Mais un troisième tribunal du même type a existé qui est presque totalement méconnu : le Tribunal de Khabarovsk.

Celui-ci va siéger du 25 au 31 décembre 1949 dans la principale ville de l’Extrême-Orient soviétique : Khabarovsk. Pourquoi cette juridiction tardive et pourquoi ce procès où les accusés sont tous des militaires japonais alors que le Tribunal de Tokyo a rendu ses jugements un an plus tôt ?

Tout simplement parce ce que le tribunal de Tokyo a, sur la demande expresse des Etats-Unis exprimée dès la capitulation du Japon en  septembre 1945, écarté un des principaux criminels de guerre japonais, le général Shiro Ishii, commandant de l’unité de guerre bactériologique dite UNITE 731.

Cette unité a sévi en Chine à partir de l’invasion japonaise de 1937.

A son « palmarès » deux catégories de crimes majeurs :

– des actions de guerre bactériologiques sous forme de parachutages sur des villes chinoises de puces porteuses de la peste et des disséminations de divers germes : anthrax, variole, typhus, typhoïde qui auraient fait entre 300 000 et 400 000 morts civils principalement. L’attaque biologique la plus connue est celle de la ville chinoise de Changde dans la province du Hunan. Elle a eu lieu pendant une bataille ayant opposé pendant les mois de novembre et décembre 1943 les armées de la Chine et du Japon impérial. Dans cette bataille L’armée japonaise a également utilisé des gaz de combat. Des recherches récentes menées par des chercheurs chinois ont montré que des petits groupes de l’UNITE 731 avaient également sévi en différents lieux pendant la guerre du Pacifique comme les Philippines. Le bilan complet des crimes de l’UNITE 731 reste donc encore à faire.

– des expériences à une échelle industrielle sur des prisonniers vivants chinois, russes, étasuniens tout ceci effectué dans un vaste camp installé dans la colonie japonaise du Mandchoukouo à Pingfan à proximité de la ville chinoise d’Harbin. Ce camp d’où aucun prisonnier n’est sorti vivant est du même niveau de barbarie qu’Auschwitz.
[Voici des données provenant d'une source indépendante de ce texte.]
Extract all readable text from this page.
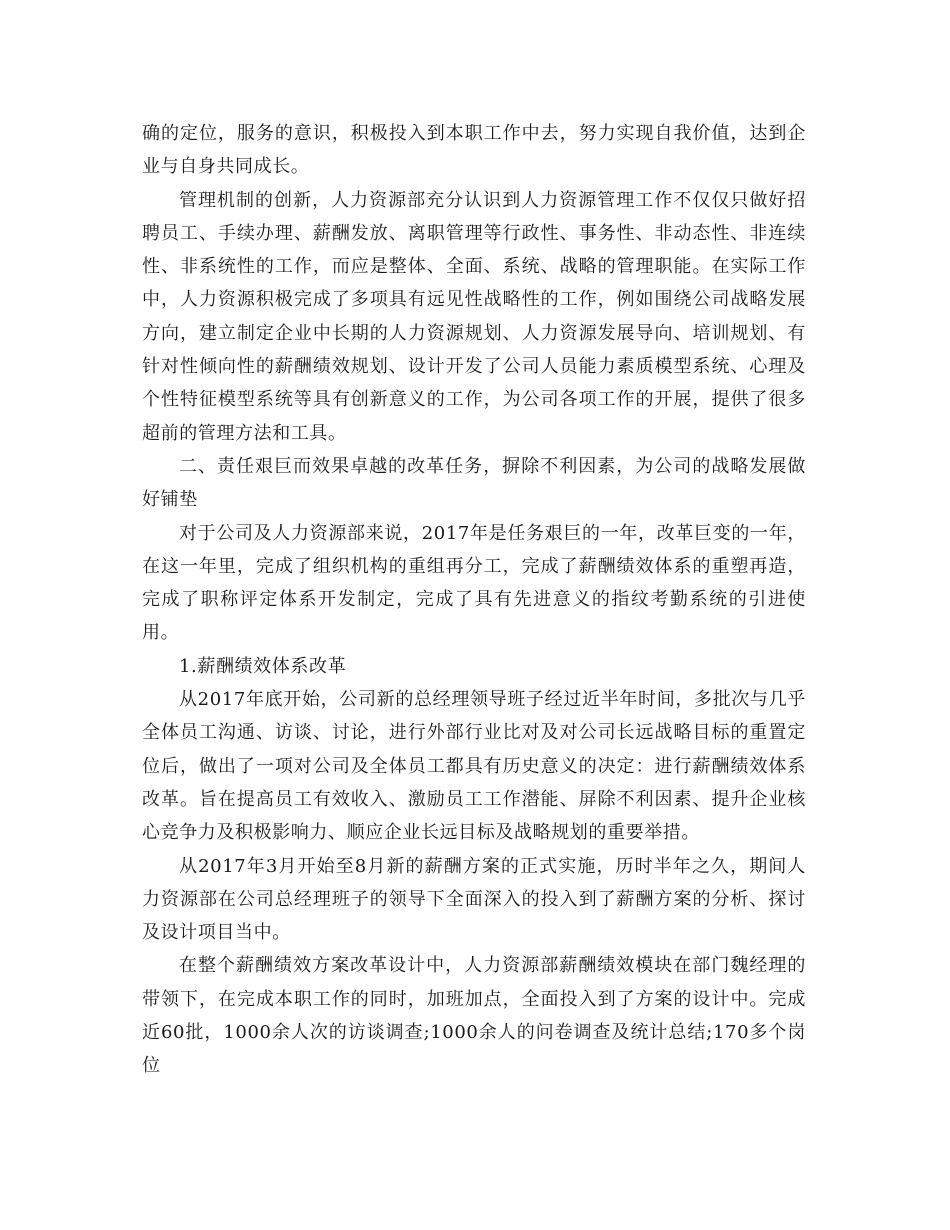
确的定位，服务的意识，积极投入到本职工作中去，努力实现自我价值，达到企业与自身共同成长。

管理机制的创新，人力资源部充分认识到人力资源管理工作不仅仅只做好招聘员工、手续办理、薪酬发放、离职管理等行政性、事务性、非动态性、非连续性、非系统性的工作，而应是整体、全面、系统、战略的管理职能。在实际工作中，人力资源积极完成了多项具有远见性战略性的工作，例如围绕公司战略发展方向，建立制定企业中长期的人力资源规划、人力资源发展导向、培训规划、有针对性倾向性的薪酬绩效规划、设计开发了公司人员能力素质模型系统、心理及个性特征模型系统等具有创新意义的工作，为公司各项工作的开展，提供了很多超前的管理方法和工具。

二、责任艰巨而效果卓越的改革任务，摒除不利因素，为公司的战略发展做好铺垫

对于公司及人力资源部来说，2017年是任务艰巨的一年，改革巨变的一年，在这一年里，完成了组织机构的重组再分工，完成了薪酬绩效体系的重塑再造，完成了职称评定体系开发制定，完成了具有先进意义的指纹考勤系统的引进使用。

1.薪酬绩效体系改革

从2017年底开始，公司新的总经理领导班子经过近半年时间，多批次与几乎全体员工沟通、访谈、讨论，进行外部行业比对及对公司长远战略目标的重置定位后，做出了一项对公司及全体员工都具有历史意义的决定：进行薪酬绩效体系改革。旨在提高员工有效收入、激励员工工作潜能、屏除不利因素、提升企业核心竞争力及积极影响力、顺应企业长远目标及战略规划的重要举措。

从2017年3月开始至8月新的薪酬方案的正式实施，历时半年之久，期间人力资源部在公司总经理班子的领导下全面深入的投入到了薪酬方案的分析、探讨及设计项目当中。

在整个薪酬绩效方案改革设计中，人力资源部薪酬绩效模块在部门魏经理的带领下，在完成本职工作的同时，加班加点，全面投入到了方案的设计中。完成近60批，1000余人次的访谈调查;1000余人的问卷调查及统计总结;170多个岗位
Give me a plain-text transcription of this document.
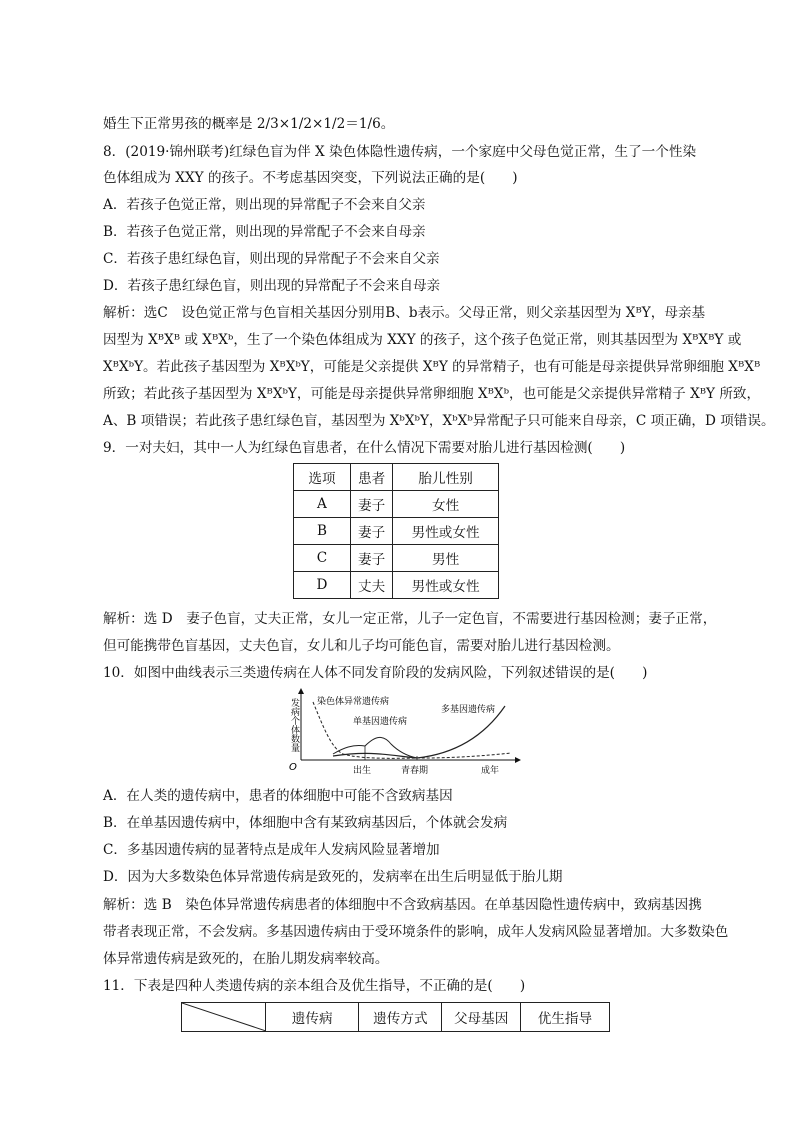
婚生下正常男孩的概率是 2/3×1/2×1/2＝1/6。
8．(2019·锦州联考)红绿色盲为伴 X 染色体隐性遗传病，一个家庭中父母色觉正常，生了一个性染
色体组成为 XXY 的孩子。不考虑基因突变，下列说法正确的是(　　)
A．若孩子色觉正常，则出现的异常配子不会来自父亲
B．若孩子色觉正常，则出现的异常配子不会来自母亲
C．若孩子患红绿色盲，则出现的异常配子不会来自父亲
D．若孩子患红绿色盲，则出现的异常配子不会来自母亲
解析：选C　设色觉正常与色盲相关基因分别用B、b表示。父母正常，则父亲基因型为 XᴮY，母亲基
因型为 XᴮXᴮ 或 XᴮXᵇ，生了一个染色体组成为 XXY 的孩子，这个孩子色觉正常，则其基因型为 XᴮXᴮY 或
XᴮXᵇY。若此孩子基因型为 XᴮXᵇY，可能是父亲提供 XᴮY 的异常精子，也有可能是母亲提供异常卵细胞 XᴮXᴮ
所致；若此孩子基因型为 XᴮXᵇY，可能是母亲提供异常卵细胞 XᴮXᵇ，也可能是父亲提供异常精子 XᴮY 所致，
A、B 项错误；若此孩子患红绿色盲，基因型为 XᵇXᵇY，XᵇXᵇ异常配子只可能来自母亲，C 项正确，D 项错误。
9．一对夫妇，其中一人为红绿色盲患者，在什么情况下需要对胎儿进行基因检测(　　)
选项	患者	胎儿性别
A	妻子	女性
B	妻子	男性或女性
C	妻子	男性
D	丈夫	男性或女性
解析：选 D　妻子色盲，丈夫正常，女儿一定正常，儿子一定色盲，不需要进行基因检测；妻子正常，
但可能携带色盲基因，丈夫色盲，女儿和儿子均可能色盲，需要对胎儿进行基因检测。
10．如图中曲线表示三类遗传病在人体不同发育阶段的发病风险，下列叙述错误的是(　　)
O
发病个体数量 染色体异常遗传病
单基因遗传病
多基因遗传病
出生	青春期	成年
A．在人类的遗传病中，患者的体细胞中可能不含致病基因
B．在单基因遗传病中，体细胞中含有某致病基因后，个体就会发病
C．多基因遗传病的显著特点是成年人发病风险显著增加
D．因为大多数染色体异常遗传病是致死的，发病率在出生后明显低于胎儿期
解析：选 B　染色体异常遗传病患者的体细胞中不含致病基因。在单基因隐性遗传病中，致病基因携
带者表现正常，不会发病。多基因遗传病由于受环境条件的影响，成年人发病风险显著增加。大多数染色
体异常遗传病是致死的，在胎儿期发病率较高。
11．下表是四种人类遗传病的亲本组合及优生指导，不正确的是(　　)
	遗传病	遗传方式	父母基因	优生指导
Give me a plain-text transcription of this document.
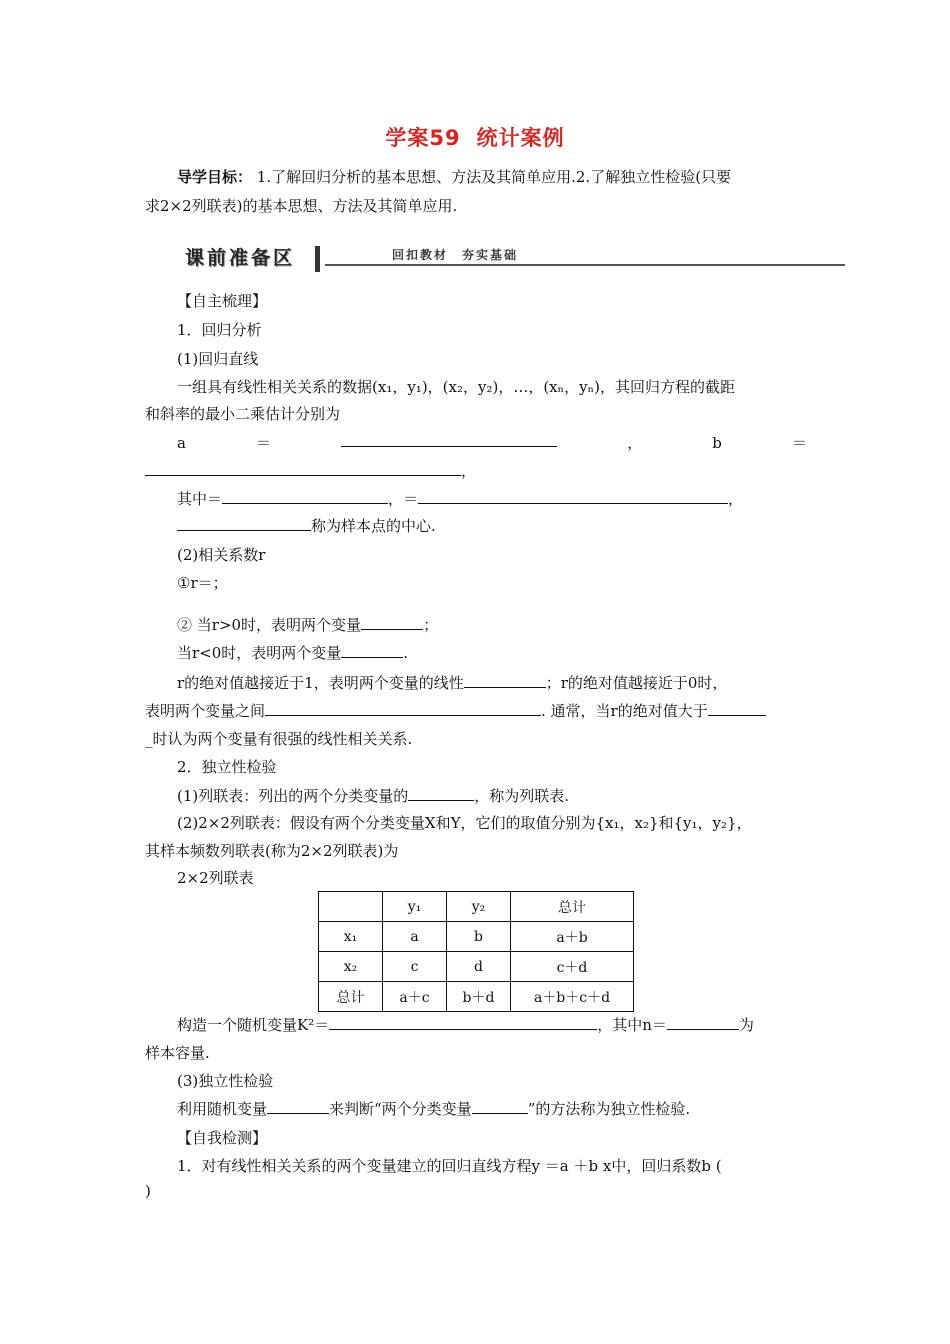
学案59 统计案例
导学目标： 1.了解回归分析的基本思想、方法及其简单应用.2.了解独立性检验(只要
求2×2列联表)的基本思想、方法及其简单应用.
课前准备区	回扣教材　夯实基础
【自主梳理】
1．回归分析
(1)回归直线
一组具有线性相关关系的数据(x₁，y₁)，(x₂，y₂)，…，(xₙ，yₙ)，其回归方程的截距
和斜率的最小二乘估计分别为
a	＝	，	b	＝
，
其中＝	，＝	，
称为样本点的中心.
(2)相关系数r
①r＝；
② 当r>0时，表明两个变量	；
当r<0时，表明两个变量	.
r的绝对值越接近于1，表明两个变量的线性	；r的绝对值越接近于0时，
表明两个变量之间	. 通常，当r的绝对值大于
_时认为两个变量有很强的线性相关关系.
2．独立性检验
(1)列联表：列出的两个分类变量的	，称为列联表.
(2)2×2列联表：假设有两个分类变量X和Y，它们的取值分别为{x₁，x₂}和{y₁，y₂}，
其样本频数列联表(称为2×2列联表)为
2×2列联表
	y₁	y₂	总计
x₁	a	b	a＋b
x₂	c	d	c＋d
总计	a＋c	b＋d	a＋b＋c＋d
构造一个随机变量K²＝	，其中n＝	为
样本容量.
(3)独立性检验
利用随机变量	来判断“两个分类变量	”的方法称为独立性检验.
【自我检测】
1．对有线性相关关系的两个变量建立的回归直线方程y ＝a ＋b x中，回归系数b (
)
Les accusés au procès de Khabarovsk sont, à défaut de Shiro Ishii et de nombreux cadres de l’unité des militaires japonais capturés par l’armée soviétique au moment de son attaque – entamée le 8 Aout 1945 – de la Mandchourie japonaise. Les documents récupérés par l’armée soviétique dans les installations de l’UNITE 731 sont accablants et tous les inculpés qui reconnaissent les faits sont condamnés à des peines s’étageant entre 6 et 25 ans. En pratique ils seront, à l’instar de tous les prisonniers de guerre japonais détenus en URSS, tous libérés en 1956. Shiro Ishii qui a été protégé et a échappé au procès des criminels de guerre de Tokyo bien que le procureur ait demandé aux Etats-Unis des documents sur l’UNITE 731 qui ne lui ont jamais été fournis. Il vit tranquillement au Japon. Il ne sera pas inquiété par le tribunal de Khabarovsk puisqu’il n’est pas aux mains de l’URSS qui a compris qu’il ne lui serait pas livré et doit se contenter de condamner ceux de ses collaborateurs qu’elle a pu faire prisonniers.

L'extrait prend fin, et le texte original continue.